買収がいよいよ煮詰まってきたか。
3%のシェアしかとれなかった楽天モバイルは赤字続きで事業の継続が難しくなって、本業であるEC、銀行、証券の事業を圧迫している。
三木谷さんはこれまでか、倒産は必至とまでささやかれている。
12%のジャンク債をアメリカで発行して資金繰りをなんとかしようとしているほど。
上場企業の多重債務者。
ただ、KDDIと三菱商事が動いてなにかを始めようとしている。
ローソンは1975年、ぼくらが19歳の時にダイエーが設立し、ダイエーの崩壊とともに三菱商事が買収し筆頭株主となっている。ローソンさんというオハイオ州の牛乳屋さんが始めた店がルーツ。

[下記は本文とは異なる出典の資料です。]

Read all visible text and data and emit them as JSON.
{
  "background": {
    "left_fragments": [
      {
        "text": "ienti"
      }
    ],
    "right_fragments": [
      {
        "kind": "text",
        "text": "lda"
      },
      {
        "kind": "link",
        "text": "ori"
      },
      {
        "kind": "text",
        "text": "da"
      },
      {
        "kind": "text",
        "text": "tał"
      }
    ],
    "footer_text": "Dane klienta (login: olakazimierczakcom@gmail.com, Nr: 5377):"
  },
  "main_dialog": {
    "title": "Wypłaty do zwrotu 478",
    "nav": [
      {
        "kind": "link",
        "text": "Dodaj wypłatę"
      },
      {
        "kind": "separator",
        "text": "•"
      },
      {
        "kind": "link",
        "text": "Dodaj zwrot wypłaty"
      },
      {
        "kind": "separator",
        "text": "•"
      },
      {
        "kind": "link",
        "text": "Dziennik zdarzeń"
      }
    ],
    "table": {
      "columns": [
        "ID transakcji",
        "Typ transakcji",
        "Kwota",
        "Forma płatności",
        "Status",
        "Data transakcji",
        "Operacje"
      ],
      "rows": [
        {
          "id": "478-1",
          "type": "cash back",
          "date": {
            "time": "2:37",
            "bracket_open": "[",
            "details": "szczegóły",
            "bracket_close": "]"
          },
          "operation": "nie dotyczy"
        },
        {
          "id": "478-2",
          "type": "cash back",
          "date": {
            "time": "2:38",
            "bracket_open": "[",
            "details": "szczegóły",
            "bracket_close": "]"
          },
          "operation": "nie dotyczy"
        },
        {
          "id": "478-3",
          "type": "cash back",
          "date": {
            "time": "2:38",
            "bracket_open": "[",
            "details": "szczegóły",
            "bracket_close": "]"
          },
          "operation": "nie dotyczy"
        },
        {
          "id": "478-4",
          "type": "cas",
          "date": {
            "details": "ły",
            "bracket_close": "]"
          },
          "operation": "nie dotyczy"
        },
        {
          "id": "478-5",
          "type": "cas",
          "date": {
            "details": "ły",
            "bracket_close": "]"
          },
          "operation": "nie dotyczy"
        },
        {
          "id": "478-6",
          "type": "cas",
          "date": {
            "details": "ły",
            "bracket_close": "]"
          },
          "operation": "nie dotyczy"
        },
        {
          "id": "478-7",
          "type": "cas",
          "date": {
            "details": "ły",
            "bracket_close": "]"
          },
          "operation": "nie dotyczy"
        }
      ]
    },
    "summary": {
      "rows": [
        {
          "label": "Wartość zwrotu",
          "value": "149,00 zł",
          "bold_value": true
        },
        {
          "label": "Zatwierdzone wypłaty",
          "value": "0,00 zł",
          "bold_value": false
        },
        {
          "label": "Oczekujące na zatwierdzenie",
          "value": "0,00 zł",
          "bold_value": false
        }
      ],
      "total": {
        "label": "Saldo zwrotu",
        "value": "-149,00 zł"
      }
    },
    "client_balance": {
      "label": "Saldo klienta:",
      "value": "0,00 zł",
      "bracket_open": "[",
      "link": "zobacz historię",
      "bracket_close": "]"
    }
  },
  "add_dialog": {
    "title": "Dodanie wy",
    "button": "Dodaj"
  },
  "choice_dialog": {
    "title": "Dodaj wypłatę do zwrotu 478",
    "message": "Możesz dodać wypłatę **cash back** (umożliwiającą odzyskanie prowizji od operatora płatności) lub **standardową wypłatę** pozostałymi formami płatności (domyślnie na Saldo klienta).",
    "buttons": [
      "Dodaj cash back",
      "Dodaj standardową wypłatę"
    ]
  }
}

あの店のマークは牛乳をいれる容器が由来。
現在50%超の株を持っている三菱商事、2%ほどの株を持つKDDIだけど、そのKDDIがTOB(株式公開買い付け)を宣言してそれぞれが50%を保有し、三菱商事と共同経営をしようとしている。
そこでその構想に加わったのが「楽天」の買収。
三菱商事のもつリソースと、KDDIのモバイルインフラ、それに楽天の銀行、証券、楽天市場の経済圏をそっくりそのまま取り込んでローソンの実店舗をベースにコンビニの姿を変えようとしているようだ。
まさにDX。
DX戦略とは「企業が競争力を維持・強化するために、デジタル技術を活用した製品・サービス等を創出するための行動計画とアプローチのこと」
携帯基地局をもつKDDIとの統合でSOFTBANKとは違う、ビジネスモデルが誕生するのではないかと思う。
これは推測にすぎないけれど、
まず、AUの店舗(2200店舗)をローソン(14600店舗)に統合して(単体のAUショップをなくす)、そしていまセブンイレブンがやっているセブン銀行のようなATMを設置する、さらに楽天市場で購入した商品の受け渡しをすることで自宅配送コストを下げてより廉価での販売を可能にするのではないか、コンビニを新しいタイプのインフラ拠点にするのではないか、と思う。
経営トップはコンビニをどうかえていくか構想を練っている、というか、商事とKDDIは今後ローソンの店舗をどうマネージメントしていくかをすでに見据えたうえでTOBを宣言したはずだ。
であれば、倒産寸前の楽天をもっともいい条件で、底値で買収できるチャンスだとKDDIはみているのではなかろうか。
一株600円ほどで低空飛行していた楽天株は安くてもあぶなっかしくてとても手をだす気になれなかった。
だけど、経営者の目線は違う。
お買い得というだけで買収はしない。
KDDIの経営判断の真価はローソンの新店舗がどうかわるか、かわったのかをこの目で確かめるまでわからない。
なんでKDDIが?という意外性はあったがKDDIがローソンにTOBをしかけた、というニュースだけでは驚かない。
ベースが筆頭株主の三菱商事があることが、なにをたくらんでいるのかわからない不気味な何かがあると思わせる。
緻密に計算された将来像の絵を描いているのはKDDIではなくデジタル戦略を攻めようとしている三菱商事ではないかと勘ぐっているからだ。
NTTならなおのこと、お役所体質の巨大企業ではこれほど思い切った判断はできない。